The solution: --output-format stream-json --verbose. Claude emits JSONL events in real-time — one per tool call, one per text response. A while read loop parses each event and prints to the terminal:
cat "$prompt" | claude -p --output-format stream-json --verbose \
--allowedTools "Bash(*)" "Write(*)" "Read(*)" "Edit(*)" \
| while IFS= read -r line; do
# parse JSON event, print tool calls + text
done
Same approach for Cline with --json. Each CLI has its own event format, but the pattern is identical: structured events piped through a parser to the terminal.
What I Learned
Constraints are features. "Only bash, jq, and tmux" sounds limiting. It's actually liberating. No dependency hell. No version conflicts. No build step. The entire tool is one file you can read, understand, and modify.

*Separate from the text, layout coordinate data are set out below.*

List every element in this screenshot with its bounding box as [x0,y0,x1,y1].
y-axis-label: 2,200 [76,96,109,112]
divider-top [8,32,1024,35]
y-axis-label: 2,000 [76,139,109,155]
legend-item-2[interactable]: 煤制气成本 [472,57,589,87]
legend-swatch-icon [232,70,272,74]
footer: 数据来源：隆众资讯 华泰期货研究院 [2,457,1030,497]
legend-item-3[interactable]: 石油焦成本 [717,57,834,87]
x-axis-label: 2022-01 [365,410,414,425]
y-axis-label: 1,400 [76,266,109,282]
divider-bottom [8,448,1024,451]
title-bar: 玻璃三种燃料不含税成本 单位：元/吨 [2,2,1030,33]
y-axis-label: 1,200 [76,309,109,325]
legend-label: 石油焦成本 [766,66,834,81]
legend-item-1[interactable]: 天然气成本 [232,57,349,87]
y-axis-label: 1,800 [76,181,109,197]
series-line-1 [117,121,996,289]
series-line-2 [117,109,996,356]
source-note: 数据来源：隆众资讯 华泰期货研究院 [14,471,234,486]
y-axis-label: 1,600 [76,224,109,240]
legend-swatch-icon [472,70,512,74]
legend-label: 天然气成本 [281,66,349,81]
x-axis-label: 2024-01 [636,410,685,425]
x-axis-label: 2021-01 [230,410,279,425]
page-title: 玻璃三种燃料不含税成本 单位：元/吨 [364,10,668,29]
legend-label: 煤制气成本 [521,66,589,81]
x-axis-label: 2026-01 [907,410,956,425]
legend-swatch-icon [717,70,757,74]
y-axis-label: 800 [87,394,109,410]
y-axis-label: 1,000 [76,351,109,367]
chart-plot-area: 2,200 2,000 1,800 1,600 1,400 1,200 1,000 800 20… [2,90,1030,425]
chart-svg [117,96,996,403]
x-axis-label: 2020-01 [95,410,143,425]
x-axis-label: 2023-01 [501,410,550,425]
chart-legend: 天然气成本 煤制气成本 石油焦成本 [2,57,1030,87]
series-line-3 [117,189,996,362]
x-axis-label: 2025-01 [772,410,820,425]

Files are the universal API. Every tool can read and write files. JSON in a directory is the lowest-common-denominator message bus. It survives restarts, is inspectable with cat, debuggable with ls -la, and needs zero infrastructure.
Observability isn't optional. The first version had no peek, no trace, no streaming. It was like driving blind. You'd submit a task and wait. Maybe it works in 30 seconds. Maybe it's stuck for 5 minutes. Adding live output changed the entire experience — from "fire and pray" to "fire and watch."
The LLM is the worst part of the system. Not because it's bad — it's incredible at code generation. But it's unreliable at following protocols. Every time I tried to make agents "remember" to do something (report results, clean up, communicate), they'd forget. Making those things mechanical instead of behavioral was the single biggest reliability improvement.
Try It
# Install (pick one)
brew tap youwangd/sage && brew install sage
npm install -g @youwangd/sage
curl -fsSL https://raw.githubusercontent.com/youwangd/SageCLI/main/install.sh | bash
# Use it
sage init
sage create worker --runtime claude-code
sage send worker "Build something cool"
sage peek worker
The entire thing is open source: github.com/youwangd/SageCLI
~1500 lines of bash. MIT license. Read it in an afternoon. Modify it by evening.
Because the best agent framework is the one you can actually understand.